Second quarter highlights

In Q2-2023, the petrochemical company’s revenue increased by 2.5 per cent quarter-on-quarter, to reach $1.4 billion, and declined on a year-on-year basis. Borouge reported net income of $231 million for the three months ended June 30, 2023, increasing by 16 per cent compared to the first quarter, supported by a 4 per cent increase in sales, but decreased compared to Q2-2022.

While top and bottom-line performance in Q2 faced year-on-year pricing challenges, Borouge delivered a healthy EBITDA margin of 37 per cent, up 10 per cent compared to the previous quarter, reflecting improved operational efficiencies. Cash conversion was very strong at 96 per cent, with a healthy adjusted operating free cash flow of $496 million, up 31 per cent compared to the previous quarter.

“Pressures from market weakness were partially offset by the positive impact of the Value Enhancement Programme, as well as by healthy sales volumes and the resilience of the Company’s pricing premia compared to benchmarks,” the company said.
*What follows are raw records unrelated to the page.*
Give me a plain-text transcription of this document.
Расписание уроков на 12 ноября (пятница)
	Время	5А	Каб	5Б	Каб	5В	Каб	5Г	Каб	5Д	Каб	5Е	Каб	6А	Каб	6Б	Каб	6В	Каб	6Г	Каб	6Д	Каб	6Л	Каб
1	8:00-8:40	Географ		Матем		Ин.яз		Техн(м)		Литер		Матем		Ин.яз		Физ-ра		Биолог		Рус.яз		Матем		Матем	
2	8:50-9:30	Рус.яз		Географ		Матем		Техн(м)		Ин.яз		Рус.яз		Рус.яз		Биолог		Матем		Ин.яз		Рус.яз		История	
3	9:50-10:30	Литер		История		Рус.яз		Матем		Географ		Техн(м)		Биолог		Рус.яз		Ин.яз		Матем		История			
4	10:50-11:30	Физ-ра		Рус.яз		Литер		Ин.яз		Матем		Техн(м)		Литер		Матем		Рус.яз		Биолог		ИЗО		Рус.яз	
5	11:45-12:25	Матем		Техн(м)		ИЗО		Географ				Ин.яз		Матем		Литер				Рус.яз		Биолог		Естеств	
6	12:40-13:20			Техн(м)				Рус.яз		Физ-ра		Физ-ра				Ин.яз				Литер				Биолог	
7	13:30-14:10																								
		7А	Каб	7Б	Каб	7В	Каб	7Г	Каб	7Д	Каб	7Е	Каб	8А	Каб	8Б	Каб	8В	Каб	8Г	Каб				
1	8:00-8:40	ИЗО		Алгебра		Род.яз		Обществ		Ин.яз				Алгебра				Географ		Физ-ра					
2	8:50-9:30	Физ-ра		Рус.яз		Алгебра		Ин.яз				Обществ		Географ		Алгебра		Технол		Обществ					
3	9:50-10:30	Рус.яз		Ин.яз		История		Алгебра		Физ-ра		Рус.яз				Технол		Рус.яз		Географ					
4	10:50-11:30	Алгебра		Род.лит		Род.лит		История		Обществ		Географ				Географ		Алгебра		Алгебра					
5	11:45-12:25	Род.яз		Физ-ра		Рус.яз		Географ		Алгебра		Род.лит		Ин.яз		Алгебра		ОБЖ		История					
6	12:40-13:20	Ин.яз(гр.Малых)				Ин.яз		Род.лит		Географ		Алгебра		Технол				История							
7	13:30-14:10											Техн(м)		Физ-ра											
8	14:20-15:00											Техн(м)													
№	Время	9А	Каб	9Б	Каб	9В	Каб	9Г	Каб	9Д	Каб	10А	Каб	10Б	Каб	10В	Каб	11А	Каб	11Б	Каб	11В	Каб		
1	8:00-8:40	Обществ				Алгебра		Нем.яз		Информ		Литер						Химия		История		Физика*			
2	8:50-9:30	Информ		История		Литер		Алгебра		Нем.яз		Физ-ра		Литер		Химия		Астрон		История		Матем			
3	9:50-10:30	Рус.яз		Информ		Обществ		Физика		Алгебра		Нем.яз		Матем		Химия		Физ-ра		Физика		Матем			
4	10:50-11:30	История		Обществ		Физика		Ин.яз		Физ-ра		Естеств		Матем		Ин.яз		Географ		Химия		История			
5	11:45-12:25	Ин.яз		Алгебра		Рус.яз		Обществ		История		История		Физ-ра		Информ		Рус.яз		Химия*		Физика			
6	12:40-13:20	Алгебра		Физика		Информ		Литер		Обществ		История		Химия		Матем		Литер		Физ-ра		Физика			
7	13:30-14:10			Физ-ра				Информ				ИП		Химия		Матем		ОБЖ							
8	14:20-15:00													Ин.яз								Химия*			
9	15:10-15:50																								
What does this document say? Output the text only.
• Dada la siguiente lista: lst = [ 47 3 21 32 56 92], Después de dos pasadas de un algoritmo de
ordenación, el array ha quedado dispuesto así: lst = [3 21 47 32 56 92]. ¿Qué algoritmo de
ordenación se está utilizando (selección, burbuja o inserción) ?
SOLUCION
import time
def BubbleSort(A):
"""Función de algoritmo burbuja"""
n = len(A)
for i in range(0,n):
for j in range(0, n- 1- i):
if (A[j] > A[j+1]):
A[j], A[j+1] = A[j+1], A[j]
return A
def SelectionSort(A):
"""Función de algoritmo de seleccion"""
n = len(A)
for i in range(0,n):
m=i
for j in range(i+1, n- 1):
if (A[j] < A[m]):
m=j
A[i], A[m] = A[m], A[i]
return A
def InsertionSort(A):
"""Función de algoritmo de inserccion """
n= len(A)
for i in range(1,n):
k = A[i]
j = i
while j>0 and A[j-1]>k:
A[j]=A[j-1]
Strong volumes for both polyethylene (PE) and polypropylene (PP) included 40 per cent of total sales to the value-added infrastructure segment, representing a high premia end market and strategic growth focus for Borouge. Meanwhile, production resumed at a high utilisation rate following the completion of the planned turnaround of the Borouge 2 facility in Q1.

Pricing premia was maintained above management guidance for both PE ($249/t) and PP ($150/t) despite softening benchmark prices and some compression driven by a challenging market environment.